EeStairs
- Type: Private
- Industry: Staircase design and manufacturing
- Founded: 2000
- Founders: Dick Cluistra, Cornelis van Vlastuin
- Headquarters: Barneveld, Netherlands
- Area served: Worldwide
- Products: Staircases, balustrades
- Services: Staircase design and manufacturing
- Website: www.eestairs.com

= Eestairs =

American staircase designer and manufacturer

EeStairs is a designer and manufacturer of staircases and balustrades and inventor of the patented 1m2 staircase. EeStairs has offices in the UK, Europe and the USA. Its headquarters are located in the Netherlands.

==History==
Founded in 2000 as a construction company, EeStairs was originally named Cluistra RVS. In the subsequent years, the company specialized in staircase design and manufacturing and was renamed EeStairs.
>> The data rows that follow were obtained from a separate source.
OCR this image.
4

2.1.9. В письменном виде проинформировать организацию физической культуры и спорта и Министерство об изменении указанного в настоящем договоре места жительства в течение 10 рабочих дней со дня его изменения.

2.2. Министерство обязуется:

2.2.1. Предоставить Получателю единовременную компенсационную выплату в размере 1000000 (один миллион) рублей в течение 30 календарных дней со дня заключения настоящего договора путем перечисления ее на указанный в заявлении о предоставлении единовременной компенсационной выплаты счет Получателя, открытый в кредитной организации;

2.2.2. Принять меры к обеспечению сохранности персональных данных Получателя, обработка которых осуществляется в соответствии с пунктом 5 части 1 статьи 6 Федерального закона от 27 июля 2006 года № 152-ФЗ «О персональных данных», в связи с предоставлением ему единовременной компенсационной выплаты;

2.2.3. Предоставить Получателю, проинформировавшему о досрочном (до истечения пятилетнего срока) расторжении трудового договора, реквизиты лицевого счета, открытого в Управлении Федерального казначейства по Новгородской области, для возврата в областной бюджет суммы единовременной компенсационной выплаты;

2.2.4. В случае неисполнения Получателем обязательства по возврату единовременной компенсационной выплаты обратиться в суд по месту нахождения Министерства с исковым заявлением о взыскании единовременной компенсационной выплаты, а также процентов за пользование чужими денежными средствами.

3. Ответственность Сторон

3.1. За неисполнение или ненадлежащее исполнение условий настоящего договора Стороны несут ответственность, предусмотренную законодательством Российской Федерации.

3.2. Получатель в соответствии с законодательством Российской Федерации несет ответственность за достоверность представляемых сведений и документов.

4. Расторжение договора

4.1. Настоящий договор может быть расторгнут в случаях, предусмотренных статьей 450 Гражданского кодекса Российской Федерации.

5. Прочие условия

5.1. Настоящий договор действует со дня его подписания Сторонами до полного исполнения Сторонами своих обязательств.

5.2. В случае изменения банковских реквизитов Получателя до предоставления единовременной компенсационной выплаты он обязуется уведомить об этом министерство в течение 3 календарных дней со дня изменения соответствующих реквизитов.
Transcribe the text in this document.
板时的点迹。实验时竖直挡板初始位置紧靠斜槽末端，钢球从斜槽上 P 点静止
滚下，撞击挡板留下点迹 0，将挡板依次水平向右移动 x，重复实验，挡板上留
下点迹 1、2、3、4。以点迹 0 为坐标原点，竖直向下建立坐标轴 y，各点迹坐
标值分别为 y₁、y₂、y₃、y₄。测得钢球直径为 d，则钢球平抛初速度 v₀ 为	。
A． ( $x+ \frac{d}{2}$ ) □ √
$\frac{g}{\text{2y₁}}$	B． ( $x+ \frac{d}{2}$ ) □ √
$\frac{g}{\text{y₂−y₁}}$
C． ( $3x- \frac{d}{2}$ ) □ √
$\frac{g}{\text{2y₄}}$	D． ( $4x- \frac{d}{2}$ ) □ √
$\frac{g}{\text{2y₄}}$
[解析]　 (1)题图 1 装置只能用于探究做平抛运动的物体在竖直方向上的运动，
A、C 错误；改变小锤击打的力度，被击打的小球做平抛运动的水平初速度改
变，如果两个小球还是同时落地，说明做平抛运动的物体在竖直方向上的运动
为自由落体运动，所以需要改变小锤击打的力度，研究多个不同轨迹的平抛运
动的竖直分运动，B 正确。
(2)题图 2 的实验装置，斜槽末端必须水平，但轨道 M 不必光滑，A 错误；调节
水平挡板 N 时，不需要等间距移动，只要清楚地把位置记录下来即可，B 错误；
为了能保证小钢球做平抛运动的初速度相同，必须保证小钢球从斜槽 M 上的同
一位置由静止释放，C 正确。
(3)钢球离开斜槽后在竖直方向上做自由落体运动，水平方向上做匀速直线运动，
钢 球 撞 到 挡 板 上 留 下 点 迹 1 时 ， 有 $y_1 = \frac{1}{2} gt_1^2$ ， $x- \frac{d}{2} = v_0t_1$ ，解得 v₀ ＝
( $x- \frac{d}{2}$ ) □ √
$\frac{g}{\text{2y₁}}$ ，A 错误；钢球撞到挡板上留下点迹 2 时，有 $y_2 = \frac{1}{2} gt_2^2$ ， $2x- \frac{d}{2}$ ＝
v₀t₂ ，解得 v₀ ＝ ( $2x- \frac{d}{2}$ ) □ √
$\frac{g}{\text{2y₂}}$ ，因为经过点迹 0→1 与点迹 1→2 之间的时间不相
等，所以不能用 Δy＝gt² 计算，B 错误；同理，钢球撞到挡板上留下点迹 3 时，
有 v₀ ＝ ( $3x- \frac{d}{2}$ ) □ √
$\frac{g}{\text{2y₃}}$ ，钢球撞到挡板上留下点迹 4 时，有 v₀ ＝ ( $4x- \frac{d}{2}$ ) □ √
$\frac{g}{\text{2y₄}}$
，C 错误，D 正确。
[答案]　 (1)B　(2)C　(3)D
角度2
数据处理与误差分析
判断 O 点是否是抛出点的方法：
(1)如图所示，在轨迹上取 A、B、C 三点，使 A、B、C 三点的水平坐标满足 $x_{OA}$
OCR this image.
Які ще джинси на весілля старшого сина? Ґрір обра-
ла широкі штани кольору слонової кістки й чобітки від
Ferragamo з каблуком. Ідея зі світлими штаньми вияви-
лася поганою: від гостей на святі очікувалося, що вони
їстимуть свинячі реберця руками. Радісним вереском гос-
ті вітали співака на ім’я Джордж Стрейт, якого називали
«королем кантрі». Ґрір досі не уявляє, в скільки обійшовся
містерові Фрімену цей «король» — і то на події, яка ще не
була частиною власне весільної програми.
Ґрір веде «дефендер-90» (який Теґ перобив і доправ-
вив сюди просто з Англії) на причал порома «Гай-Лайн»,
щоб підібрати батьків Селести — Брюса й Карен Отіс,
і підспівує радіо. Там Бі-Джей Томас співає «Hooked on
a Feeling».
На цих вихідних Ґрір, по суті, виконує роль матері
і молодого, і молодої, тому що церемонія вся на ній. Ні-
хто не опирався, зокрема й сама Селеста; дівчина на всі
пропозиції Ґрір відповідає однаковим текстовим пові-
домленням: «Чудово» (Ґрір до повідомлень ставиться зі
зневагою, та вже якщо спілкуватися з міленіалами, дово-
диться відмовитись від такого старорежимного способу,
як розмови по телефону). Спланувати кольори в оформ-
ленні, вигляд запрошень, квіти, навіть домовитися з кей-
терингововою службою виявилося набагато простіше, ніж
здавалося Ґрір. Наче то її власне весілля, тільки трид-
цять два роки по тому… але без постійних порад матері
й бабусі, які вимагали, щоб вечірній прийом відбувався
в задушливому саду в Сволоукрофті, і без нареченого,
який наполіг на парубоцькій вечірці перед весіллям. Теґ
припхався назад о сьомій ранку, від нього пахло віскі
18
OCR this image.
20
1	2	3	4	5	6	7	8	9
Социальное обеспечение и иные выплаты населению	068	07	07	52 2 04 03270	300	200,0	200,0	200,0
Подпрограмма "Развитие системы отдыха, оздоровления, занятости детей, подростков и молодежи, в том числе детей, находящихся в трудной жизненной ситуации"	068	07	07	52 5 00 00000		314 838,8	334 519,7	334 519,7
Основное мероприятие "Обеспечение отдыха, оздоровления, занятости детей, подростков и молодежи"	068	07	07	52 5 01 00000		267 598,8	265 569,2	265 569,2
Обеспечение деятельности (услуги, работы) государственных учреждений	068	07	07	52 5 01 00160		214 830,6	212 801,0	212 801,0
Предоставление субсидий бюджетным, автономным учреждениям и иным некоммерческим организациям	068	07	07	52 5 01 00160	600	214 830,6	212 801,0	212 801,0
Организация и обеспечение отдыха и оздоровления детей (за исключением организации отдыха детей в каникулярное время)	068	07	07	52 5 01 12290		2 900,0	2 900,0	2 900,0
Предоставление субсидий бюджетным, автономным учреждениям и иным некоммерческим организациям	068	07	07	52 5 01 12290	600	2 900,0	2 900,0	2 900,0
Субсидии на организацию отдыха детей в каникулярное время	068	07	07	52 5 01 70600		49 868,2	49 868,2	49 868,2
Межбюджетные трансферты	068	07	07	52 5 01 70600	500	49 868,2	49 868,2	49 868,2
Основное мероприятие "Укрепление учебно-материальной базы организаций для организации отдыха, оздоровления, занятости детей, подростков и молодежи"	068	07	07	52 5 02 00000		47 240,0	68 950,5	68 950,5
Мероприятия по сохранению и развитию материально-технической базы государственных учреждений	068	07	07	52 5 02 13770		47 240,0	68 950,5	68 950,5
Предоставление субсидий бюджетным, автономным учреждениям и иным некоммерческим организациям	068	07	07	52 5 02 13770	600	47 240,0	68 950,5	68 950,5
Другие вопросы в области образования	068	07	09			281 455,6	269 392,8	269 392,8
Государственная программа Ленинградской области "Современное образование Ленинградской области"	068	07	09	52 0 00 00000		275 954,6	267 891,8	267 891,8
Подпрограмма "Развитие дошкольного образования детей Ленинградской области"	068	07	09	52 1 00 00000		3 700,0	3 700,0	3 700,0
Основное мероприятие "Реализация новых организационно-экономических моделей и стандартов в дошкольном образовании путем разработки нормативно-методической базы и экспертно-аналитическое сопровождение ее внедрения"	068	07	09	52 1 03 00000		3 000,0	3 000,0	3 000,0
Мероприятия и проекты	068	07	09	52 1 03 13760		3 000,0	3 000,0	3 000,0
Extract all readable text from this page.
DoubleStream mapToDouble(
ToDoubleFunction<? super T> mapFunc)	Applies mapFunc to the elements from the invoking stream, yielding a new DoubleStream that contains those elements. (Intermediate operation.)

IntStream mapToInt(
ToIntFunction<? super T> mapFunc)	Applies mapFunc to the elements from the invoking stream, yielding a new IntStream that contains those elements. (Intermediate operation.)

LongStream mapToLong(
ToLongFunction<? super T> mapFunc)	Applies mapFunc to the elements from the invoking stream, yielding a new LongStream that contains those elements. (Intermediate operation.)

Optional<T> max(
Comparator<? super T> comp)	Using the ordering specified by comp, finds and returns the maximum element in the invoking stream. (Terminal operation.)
The founders of EeStairs are Dick Cluistra and Cornelis van Vlastuin

==1m2 staircase==
One of the products of EeStairs is the 1m2 staircase. It is a small staircase using only 1m2. EeStairs patented the 1m2 staircase in 2007.

==Design competition==
Since 2000, EeStairs organized a 'Staircase of the year' competition in The Netherlands. In 2014, EeStairs organized the first international design competition. The winners were architecture students from Russia and the Czech Republic.